Communication- The Key to Success
Different blockchain projects are rolling out to handle specific transactions and data. The platforms are dedicated to serving special use cases:
- Stellar Blockchain works towards building a decentralized cross-border payments platform
- Ethereum is one of the most famous blockchain platforms for smart contracts
- VeChain is another platform aiming to strengthen supply chain operations
Such blockchains work in isolated ecosystems. With the proliferation of different chains, communication among them becomes necessary.
Interoperability is a feature that bridges fragmented chains and enables communication among different blockchains.
What is Interoperability?
In its simplest definition, interoperability refers to the communication technique between two blockchains. It facilitates the exchange and sharing of information across several blockchain networks.
For example, any transaction made in one blockchain network is documented. An interoperability solution can transfer this information from this chain to another. Currently, if an individual makes any transaction on Bitcoin, this information cannot be shared with the Ethereum chain. Interoperability will make this successful.
Several blockchains communicating with each other without the need for intermediaries is the guiding light for the development of fully decentralized platforms.
Crosschain Technology- Enabler of Interoperability
Crosschain enables blockchains get and send data to and from external systems. This helps in achieving interoperability. Such fully decentralised systems would fuel mass adoption of blockchain technology. Integrating cross chain technology boosts security and flexibility.

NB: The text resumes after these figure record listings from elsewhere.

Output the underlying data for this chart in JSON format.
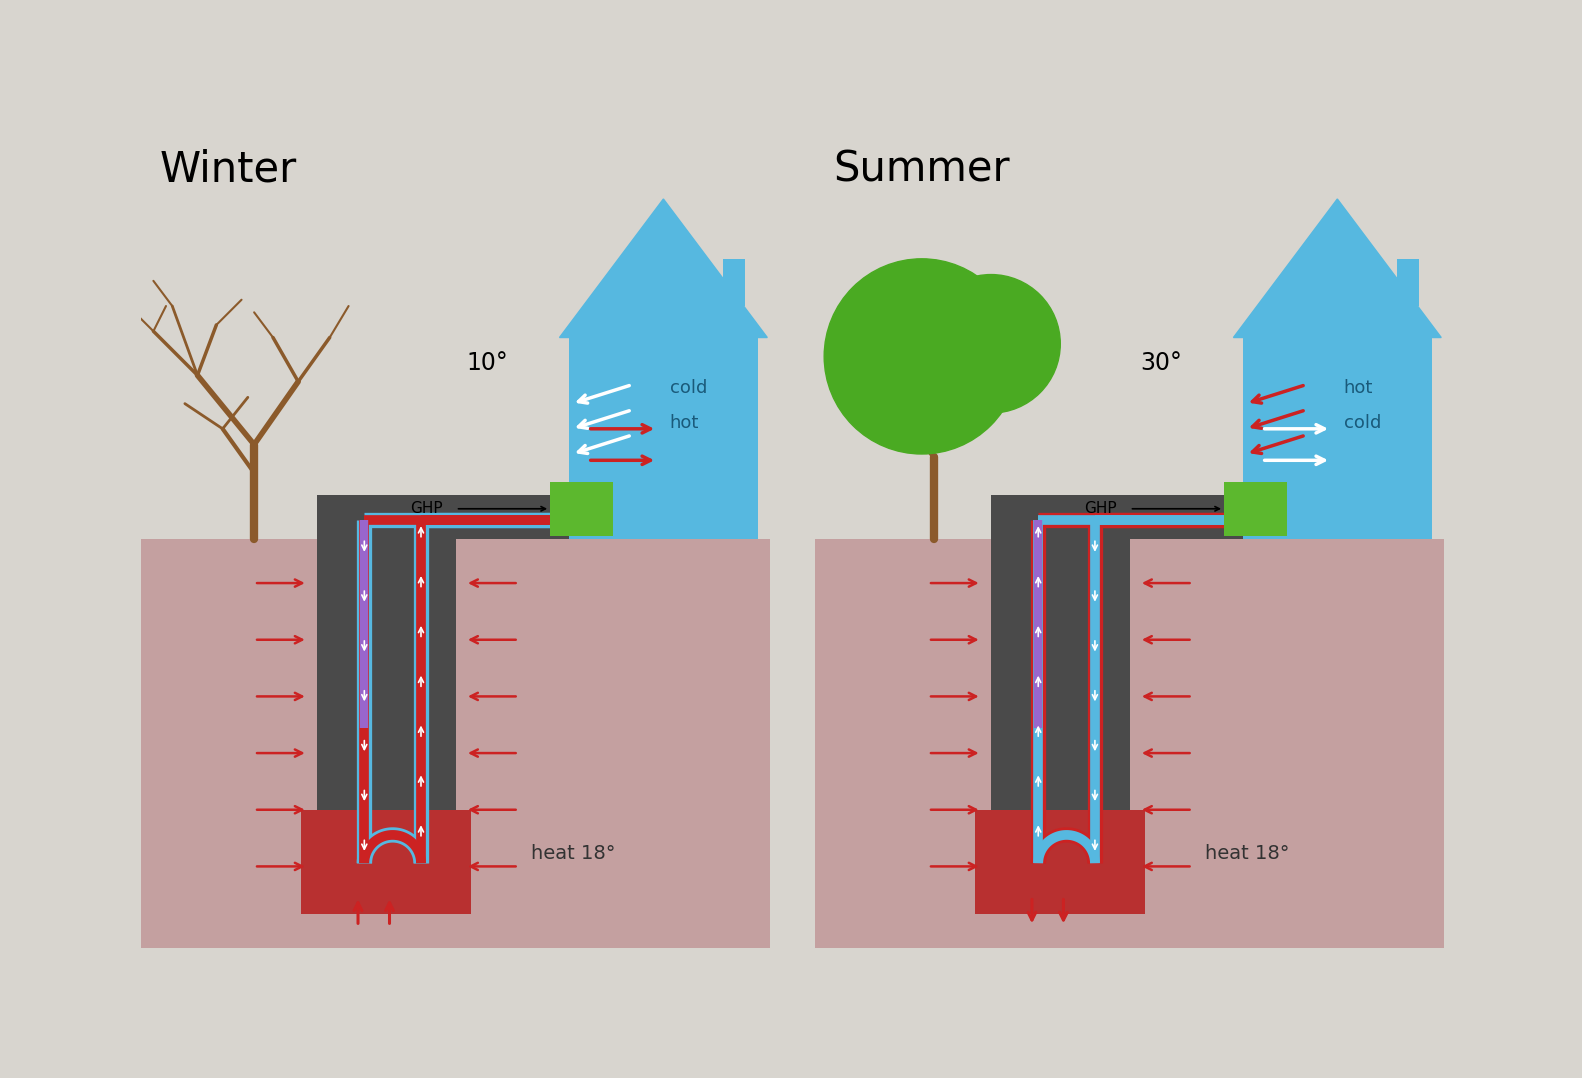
{
  "bg_color": "#d8d5cf",
  "panel_bg": "#ffffff",
  "ground_color": "#c4a0a0",
  "hot_zone_color": "#b83030",
  "duct_dark": "#4a4a4a",
  "house_color": "#56b8e0",
  "house_text_color": "#1a5a7a",
  "ghp_color": "#5cb82e",
  "tree_trunk_color": "#8B5A2B",
  "tree_leaf_summer": "#4aaa22",
  "pipe_blue": "#56b8e0",
  "pipe_red": "#cc2222",
  "pipe_purple": "#9966cc",
  "arrow_red": "#cc2222",
  "title_winter": "Winter",
  "title_summer": "Summer",
  "temp_winter": "10°",
  "temp_summer": "30°",
  "heat_label": "heat 18°",
  "label_ghp": "GHP",
  "label_cold_w": "cold",
  "label_hot_w": "hot",
  "label_hot_s": "hot",
  "label_cold_s": "cold"
}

Apart from industrial solutions, sidechains, notary schemes, and oracles are some ways of incorporating interoperability.
- Sidechain
Cross-chain links the main chain with the side chain, through which two active blockchains communicate.
- Notary Scheme
A trusted third party called a notary facilitates the exchange of information between two blockchains.
- Oracles
Decentralized oracles bridge the information gap between on-chain and off-chain.
Industrial Blockchain Interoperability Projects
Some industrial protocols that have pioneered the integration of interoperability include:
- Polkadot- It enables the transfer of smart contracts across various blockchains. It is a multichain technology that works on pooled security methods.
- Cosmos- Chains can communicate with each other by generating certificates in compliance with the Inter-Blockchain Communication protocol
Summing It Up
Blockchain interoperability wraps up a multitude of benefits like improving security, facilitating multi-token transactions, and so on. The adoption of blockchain in healthcare, finance, trading, and sectors where the value chain is of paramount importance will see their success rates going high with the further advent of interoperability.